Accueil > Documents parlementaires > Amendements
Version PDF
AVANT L'ART. 15
N° 117 (2ème rect.)
ASSEMBLEE NATIONALE
23 novembre 2005

LUTTE CONTRE LE TERRORISME - (n° 2615)

Commission
 
Gouvernement
 

AMENDEMENT N° 117 (2ème rect.)

présenté par

M. Mariani

----------

ARTICLE ADDITIONNEL

AVANT L'ARTICLE 15, insérer l'article suivant :

I. – L’article L. 126-2 du code des assurances est ainsi rédigé :

« Art. L. 126-2. – Les contrats d’assurance garantissant les dommages d’incendie à des biens situés sur le territoire national, ainsi que les dommages aux corps de véhicules terrestres à moteur, ouvrent droit à la garantie de l’assuré pour les dommages matériels directs causés aux biens assurés par un attentat ou un acte de terrorisme tel que défini par les articles 421-1 et 421-2 du code pénal subis sur le territoire national.

« La réparation des dommages matériels, y compris les frais de décontamination, et la réparation des dommages immatériels consécutifs à ces dommages sont couvertes dans les limites de franchise et de plafond fixées au contrat au titre de la garantie incendie.

« Lorsqu’il est nécessaire de décontaminer un bien immobilier, l’indemnisation des dommages y compris les frais de décontamination ne peut excéder la valeur vénale de l’immeuble ou le montant des capitaux assurés.

« En outre, si l’assuré est couvert contre les pertes d’exploitation, cette garantie est étendue aux dommages causés par les attentats et les actes de terrorisme, dans les conditions prévues au contrat.

« La décontamination des déblais ainsi que leur confinement ne rentrent pas dans le champ d’application de cette garantie.

« Toute clause contraire est réputée non écrite.

« Un décret en Conseil d’Etat détermine les dérogations ou les exclusions éventuellement applicables aux contrats concernant les grands risques définis à l’article L. 111-6 au regard de l’assurabilité de ces risques. »

II. – Il est inséré après l’article L. 126-2 du même code un article L. 126-3 ainsi rédigé :

« Art. L. 126-3. – Les entreprises d’assurance doivent insérer dans les contrats mentionnés à l’article L. 126-2 une clause étendant leur garantie aux dommages mentionnés audit article. » 

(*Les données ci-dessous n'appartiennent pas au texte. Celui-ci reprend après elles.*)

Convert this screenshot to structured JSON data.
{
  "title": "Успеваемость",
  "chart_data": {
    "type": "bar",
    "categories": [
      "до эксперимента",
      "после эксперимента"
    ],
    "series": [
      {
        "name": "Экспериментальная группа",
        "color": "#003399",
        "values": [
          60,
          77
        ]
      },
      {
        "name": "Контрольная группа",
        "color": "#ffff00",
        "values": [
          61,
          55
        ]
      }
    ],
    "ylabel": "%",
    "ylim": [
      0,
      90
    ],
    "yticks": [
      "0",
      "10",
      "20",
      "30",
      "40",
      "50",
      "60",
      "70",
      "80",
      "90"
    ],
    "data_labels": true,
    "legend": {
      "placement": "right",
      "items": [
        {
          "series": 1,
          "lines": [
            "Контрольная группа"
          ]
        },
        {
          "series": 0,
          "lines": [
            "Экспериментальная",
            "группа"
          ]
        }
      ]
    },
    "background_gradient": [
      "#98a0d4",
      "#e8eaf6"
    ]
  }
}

« III. – 1 Le I s’applique aux contrats en cours à compter de la publication de la présente loi. »

« 2° Le II s’applique aux contrats souscrits 6 mois à compter de la publication de la présente loi et, pour les autres contrats, lors de la conclusion du premier avenant consécutif à l’échéance de ce même délai. »

EXPOSÉ SOMMAIRE

L’amendement proposé a pour objet une clarification juridique de l’obligation de couverture, par les contrats d’assurance de biens, des dommages matériels causés par tout acte terroriste à des biens situés sur le territoire national, afin de dissiper toute ambiguïté vis-à-vis des assurés mais également de mobiliser plus efficacement les professionnels de l’assurance, entreprises d’assurance et de réassurance.

Il modifie l’article L. 126-2 du code des assurances, issu de la loi du 9 septembre 1986 relative à la lutte contre le terrorisme et aux atteintes à la sûreté de l’Etat.

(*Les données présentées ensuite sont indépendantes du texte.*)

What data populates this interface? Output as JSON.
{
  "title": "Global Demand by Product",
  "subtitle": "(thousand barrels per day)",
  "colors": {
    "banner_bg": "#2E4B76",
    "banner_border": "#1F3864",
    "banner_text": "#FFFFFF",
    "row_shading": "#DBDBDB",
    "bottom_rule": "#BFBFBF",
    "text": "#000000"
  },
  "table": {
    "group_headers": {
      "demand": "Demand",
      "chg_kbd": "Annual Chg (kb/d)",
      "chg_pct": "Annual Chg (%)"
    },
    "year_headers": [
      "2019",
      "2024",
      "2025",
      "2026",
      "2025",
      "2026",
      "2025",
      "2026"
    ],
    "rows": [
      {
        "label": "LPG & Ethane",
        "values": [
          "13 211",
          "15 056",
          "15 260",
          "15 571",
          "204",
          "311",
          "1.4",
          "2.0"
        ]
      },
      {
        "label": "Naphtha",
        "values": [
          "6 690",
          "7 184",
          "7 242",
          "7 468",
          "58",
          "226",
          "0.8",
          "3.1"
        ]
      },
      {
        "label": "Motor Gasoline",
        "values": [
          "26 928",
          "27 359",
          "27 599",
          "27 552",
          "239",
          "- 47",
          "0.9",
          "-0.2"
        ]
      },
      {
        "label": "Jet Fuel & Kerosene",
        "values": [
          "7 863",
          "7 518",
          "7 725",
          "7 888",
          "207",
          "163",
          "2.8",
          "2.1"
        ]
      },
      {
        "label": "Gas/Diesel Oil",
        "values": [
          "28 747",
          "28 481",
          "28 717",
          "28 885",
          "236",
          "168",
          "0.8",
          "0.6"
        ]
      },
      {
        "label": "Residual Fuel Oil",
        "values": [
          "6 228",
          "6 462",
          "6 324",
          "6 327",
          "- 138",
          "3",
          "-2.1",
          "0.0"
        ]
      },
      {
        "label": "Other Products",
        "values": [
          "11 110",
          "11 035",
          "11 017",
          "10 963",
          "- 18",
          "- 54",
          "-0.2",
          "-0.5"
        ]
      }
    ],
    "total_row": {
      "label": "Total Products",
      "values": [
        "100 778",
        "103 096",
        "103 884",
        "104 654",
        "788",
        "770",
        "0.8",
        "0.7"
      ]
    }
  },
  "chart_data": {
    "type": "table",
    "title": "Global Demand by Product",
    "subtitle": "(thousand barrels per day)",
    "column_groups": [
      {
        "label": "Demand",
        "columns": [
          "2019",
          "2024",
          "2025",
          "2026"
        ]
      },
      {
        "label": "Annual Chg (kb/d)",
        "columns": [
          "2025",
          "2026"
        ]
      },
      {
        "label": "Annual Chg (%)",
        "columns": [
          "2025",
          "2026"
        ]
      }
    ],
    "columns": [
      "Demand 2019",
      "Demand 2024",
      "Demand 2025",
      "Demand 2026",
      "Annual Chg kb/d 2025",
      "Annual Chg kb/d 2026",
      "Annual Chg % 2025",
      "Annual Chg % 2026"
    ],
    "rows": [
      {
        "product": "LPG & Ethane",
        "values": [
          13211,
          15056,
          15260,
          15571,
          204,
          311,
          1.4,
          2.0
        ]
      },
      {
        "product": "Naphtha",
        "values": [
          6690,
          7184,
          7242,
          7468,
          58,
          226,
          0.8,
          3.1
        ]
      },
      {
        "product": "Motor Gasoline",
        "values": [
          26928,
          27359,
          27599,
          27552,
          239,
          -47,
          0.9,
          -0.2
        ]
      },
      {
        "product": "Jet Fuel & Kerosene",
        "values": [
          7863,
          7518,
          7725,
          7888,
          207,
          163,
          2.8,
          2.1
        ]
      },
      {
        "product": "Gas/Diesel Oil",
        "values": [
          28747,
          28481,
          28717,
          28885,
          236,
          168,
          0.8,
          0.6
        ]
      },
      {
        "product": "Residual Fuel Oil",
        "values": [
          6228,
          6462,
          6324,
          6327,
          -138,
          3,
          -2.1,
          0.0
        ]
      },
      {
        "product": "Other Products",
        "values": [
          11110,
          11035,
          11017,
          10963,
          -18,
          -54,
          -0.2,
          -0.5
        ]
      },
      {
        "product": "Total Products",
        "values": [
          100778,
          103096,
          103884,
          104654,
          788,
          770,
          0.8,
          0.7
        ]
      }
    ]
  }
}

Cet article interdit aux contrats d’assurance de biens d’exclure la garantie de l’assureur pour les dommages résultant d’actes de terrorisme ou d’attentats commis sur le territoire national. Or la rédaction de cet article est ambiguë et peut laisser penser qu’une exclusion, par le contrat, de la prise en compte de tout dommage accidentel d’origine nucléaire, bactériologique, ou chimique permettrait valablement d’exclure également la garantie d’un attentat d’origine nucléaire, bactériologique ou chimique, alors même que la menace de tels types d’attentats ne peut aujourd’hui pas être écartée.

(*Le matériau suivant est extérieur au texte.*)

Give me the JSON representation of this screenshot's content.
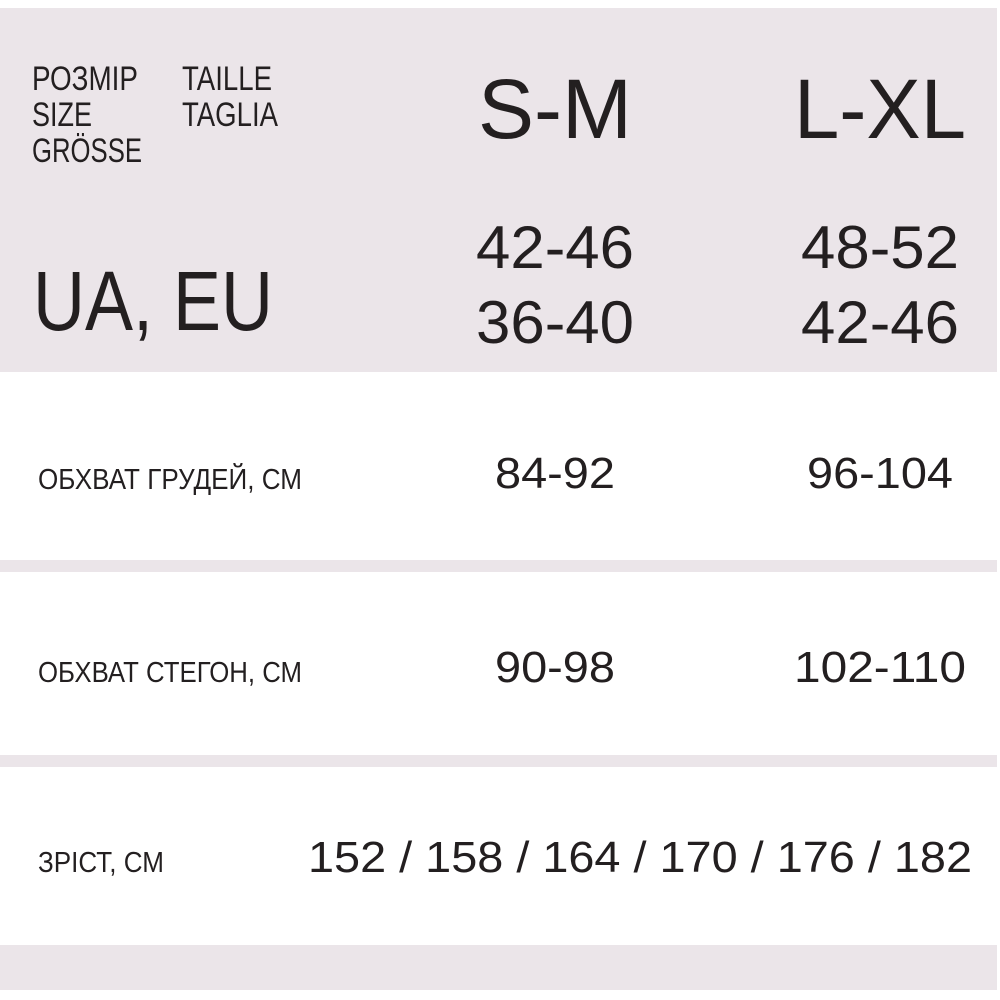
{
  "header": {
    "size_labels": [
      "РОЗМІР",
      "SIZE",
      "GRÖSSE"
    ],
    "size_labels_2": [
      "TAILLE",
      "TAGLIA"
    ],
    "sizes": [
      "S-M",
      "L-XL"
    ],
    "region": "UA, EU",
    "ua": [
      "42-46",
      "48-52"
    ],
    "eu": [
      "36-40",
      "42-46"
    ]
  },
  "rows": [
    {
      "label": "ОБХВАТ ГРУДЕЙ, СМ",
      "values": [
        "84-92",
        "96-104"
      ]
    },
    {
      "label": "ОБХВАТ СТЕГОН, СМ",
      "values": [
        "90-98",
        "102-110"
      ]
    },
    {
      "label": "ЗРІСТ, СМ",
      "value": "152 / 158 / 164 / 170 / 176 / 182"
    }
  ]
}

Cette ambiguïté est préjudiciable tant pour l’efficacité du dispositif de couverture du risque de terrorisme créé en 1986 et l’indemnisation des victimes que pour la solidité financière du secteur de l’assurance qui ne peut avoir une vision claire de ses engagements et se réassurer en conséquence.

L’intérêt national commande de clarifier cette disposition pour affirmer l’étendue de l’obligation de garantie des actes de terrorisme aux dommages de toute nature, dès lors qu’ils sont d’origine terroriste, et confirmer de la sorte les engagements des assureurs vis-à-vis de leurs assurés à les couvrir pour les dommages aux biens contre tout acte de nature terroriste.

Compte tenu de l’intérêt évident qui s’attache à ce que les ambiguïtés juridiques actuelles soient les plus rapidement levées au bénéfice des assurés, il est prévu que la prise d’effet des garanties proposée soit d’application immédiate.